[Info-vax] Local Versus Global Command Options

Mark Berryman mark at theberrymans.com
Mon Feb 17 14:02:37 EST 2025


On 2/16/25 5:43 PM, Lawrence D'Oliveiro wrote:
> On Sun, 16 Feb 2025 15:52:23 -0700, Mark Berryman wrote:
> 
>> On *nix systems, the shell parses the command line into an array of
>> strings using unquoted spaces as the separator which is then passed to
>> the created process.
> 
> If you don’t go through a shell, then you pass an array of already-
> separated words and you don’t have to worry about shell specials.
> 
>> On VMS, the crtl does the same parsing which means the program still
>> sees an array of strings the same as on a *nix system.
> 
> Consider what happens: if you pass unquoted text to program X, DCL
> converts it to uppercase, and I think also normalizes multiple spaces to a
> single space. If you don’t want the text to be uppercased or space-
> normalized, you put it in pairs of double quotes. But then these double
> quotes also get passed as part of the command line. So the receiving
> program has to do some non-trivial parsing just to get simple literal text
> via the command line.

So, so, so very wrong.  You are *way* behind the times.

I *never* have to quote arguments when using programs that still use 
*nix syntax on VMS.  My arguments' case is never changed.

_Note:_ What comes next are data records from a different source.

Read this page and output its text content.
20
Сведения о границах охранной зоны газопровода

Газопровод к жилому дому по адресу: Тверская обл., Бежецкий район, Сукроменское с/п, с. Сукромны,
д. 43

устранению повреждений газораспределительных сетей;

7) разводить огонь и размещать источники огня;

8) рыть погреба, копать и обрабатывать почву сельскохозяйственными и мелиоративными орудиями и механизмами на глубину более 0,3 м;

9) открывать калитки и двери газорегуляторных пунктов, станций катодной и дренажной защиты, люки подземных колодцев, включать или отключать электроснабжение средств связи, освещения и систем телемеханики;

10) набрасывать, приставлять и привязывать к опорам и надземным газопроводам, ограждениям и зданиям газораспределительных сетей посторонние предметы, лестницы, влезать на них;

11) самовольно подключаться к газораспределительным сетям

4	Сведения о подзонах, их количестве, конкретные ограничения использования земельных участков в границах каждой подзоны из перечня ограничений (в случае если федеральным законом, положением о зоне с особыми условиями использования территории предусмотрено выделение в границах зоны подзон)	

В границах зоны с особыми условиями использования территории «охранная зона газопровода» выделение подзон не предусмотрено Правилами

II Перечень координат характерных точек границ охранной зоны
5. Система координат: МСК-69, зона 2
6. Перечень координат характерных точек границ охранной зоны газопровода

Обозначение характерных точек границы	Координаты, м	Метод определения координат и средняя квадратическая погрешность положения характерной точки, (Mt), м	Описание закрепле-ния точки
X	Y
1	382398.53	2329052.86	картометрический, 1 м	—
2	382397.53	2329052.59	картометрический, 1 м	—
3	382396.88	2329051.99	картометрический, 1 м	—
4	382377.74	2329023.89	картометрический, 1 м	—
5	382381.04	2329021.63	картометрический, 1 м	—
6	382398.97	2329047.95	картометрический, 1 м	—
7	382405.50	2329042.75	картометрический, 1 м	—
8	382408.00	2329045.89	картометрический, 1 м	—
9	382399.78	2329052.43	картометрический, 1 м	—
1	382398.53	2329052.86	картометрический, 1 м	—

Here is the entry point to any C program on VMS:

  int main (int argc, char *argv[], char *envp[]);

See?  Argument passing works the same on VMS as it does on *nix, as 
described above.

Let's see, what's a good example?  Ah, here's one:

$ gs -q -P- -dNOPAUSE -dBATCH -sDEVICE=pdfwrite -sstdout=%stderr 
-sOutputFile=<something>.pdf <something>.ps

Again, see?  No quoting.  No case conversion.  Ghostscript sees the 
command exactly as I typed it and I typed it exactly as I would on a 
*nix system.

> 
> So now, how do you invoke program X directly from your own program Y,
> without going through DCL? For consistency, you have to mimic all the same
> misbehaviour of DCL to get the command line in the right format. If you
> don’t want to do that, then you need some option to tell program X to
> bypass all that special processing, and just accept the command line as
> is. So it needs to distinguish between two ways of being invoked: directly
> or via DCL!

Wrong again. There are a number of ways to invoke a program without 
going through DCL.  Since you seem to be a Linux fan, look up the 
various exec functions for starters.  (Note, there are other ways).

> 
>> If I choose to use DCL, DCL does all of the parsing for me and the
>> nature of the command-line is irrelevant.
> 
> If you don’t use DCL, then how do you invoke a program that expects DCL to
> parse its command line for it? What happens to all of Arne’s lovingly-
> crafted .CLD files?

You apparently know as little about VMS as you do programming in 
general.  The Docs are online.  Go read them.  They will answer your 
questions.

> 
>> Programs on DEC OSes can invoke other programs directly and
>> have been able to at least since the days of the PDP-11 ...
> 
> Yes, and there have been quite a few pitfalls with that, as I mentioned
> above. Windows suffers from the same drawback, and this has even led to
> security holes with Windows programs.

Hmmm, first you tout that invoking programs directly eliminates pitfalls 
then you claim that doing so causes them.  So, which is it?